しかしきっかけは掴めた、記憶を呼び戻し、様々なことを認識する術も学んだ、大沢はゆっくりとでも元通りの院長先生に戻って行けるだろう。
「家に戻れるのはうれしいが、鮎子ちゃんと会えなくなるのは寂しいな」
「今度は私が見送る番ですね、退院は病気からの卒業ですよ」
「そうだね」
「それに、院長先生の主治医は私なんですから、病院と縁を切ってもらっては困ります、また倒れたりしないためにも」
「ははは、実な病院というのはあまり好きではないんだ、でも『老いては子に従え』とも言うからね、ご忠告に従うことにするよ」
「ぜひそうなさって下さい……では、お大事に」
「ありがとう、何度言っても足りないが、ありがとう……」
病室を辞す時、本当は抱き着きたかった……さすがにそれははばかられたが……。
しかし、鮎子の中で、施設で、大沢の元で過ごした日々が蘇る……閉じてしまいそうな心を大きな手で温めてくれたこと、周囲と折り合いがつけられず尖っていた気持ちを掌で擦るようにして丸くしてくれたこと、医師を目指すと決めた自分を励ましてくれたこと、夜遅くまで明かりが消えない自分の部屋に温かい夜食を運んできてくれたこと……温かい記憶ばかりだ。

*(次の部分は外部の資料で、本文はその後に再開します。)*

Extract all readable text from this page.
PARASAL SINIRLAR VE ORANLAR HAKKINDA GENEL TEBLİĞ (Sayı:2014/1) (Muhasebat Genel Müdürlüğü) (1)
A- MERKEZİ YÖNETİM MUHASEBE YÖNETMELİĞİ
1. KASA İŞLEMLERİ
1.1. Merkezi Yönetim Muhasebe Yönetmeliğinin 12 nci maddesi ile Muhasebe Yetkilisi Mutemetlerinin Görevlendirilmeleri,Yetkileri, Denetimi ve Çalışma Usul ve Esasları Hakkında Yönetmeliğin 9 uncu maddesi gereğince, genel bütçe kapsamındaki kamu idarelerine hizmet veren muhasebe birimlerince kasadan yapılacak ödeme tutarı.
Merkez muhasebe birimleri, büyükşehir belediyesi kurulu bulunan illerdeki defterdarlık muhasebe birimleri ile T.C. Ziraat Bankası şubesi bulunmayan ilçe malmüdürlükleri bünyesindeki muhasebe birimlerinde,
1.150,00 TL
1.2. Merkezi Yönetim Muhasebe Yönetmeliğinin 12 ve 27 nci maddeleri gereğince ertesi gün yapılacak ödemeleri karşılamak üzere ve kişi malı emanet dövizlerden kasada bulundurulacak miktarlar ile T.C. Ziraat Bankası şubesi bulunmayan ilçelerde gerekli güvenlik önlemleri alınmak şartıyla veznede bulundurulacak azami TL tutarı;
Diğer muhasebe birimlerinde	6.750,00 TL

自分もメスをふるって病巣を切るだけでなく、暖かい掌で患者の傷を癒すような医師でありたい、そうあるべきだ。
この数週間、大沢と過ごした日々がそれを教えてくれたような気がする。
(院長先生、ありがとうございます、やっぱり先生は今でも私の道しるべなんですね……)
鮎子はそっと目頭を押さえると次の病室に向かった、自分を待っていてくれる人達がそこにいるから……。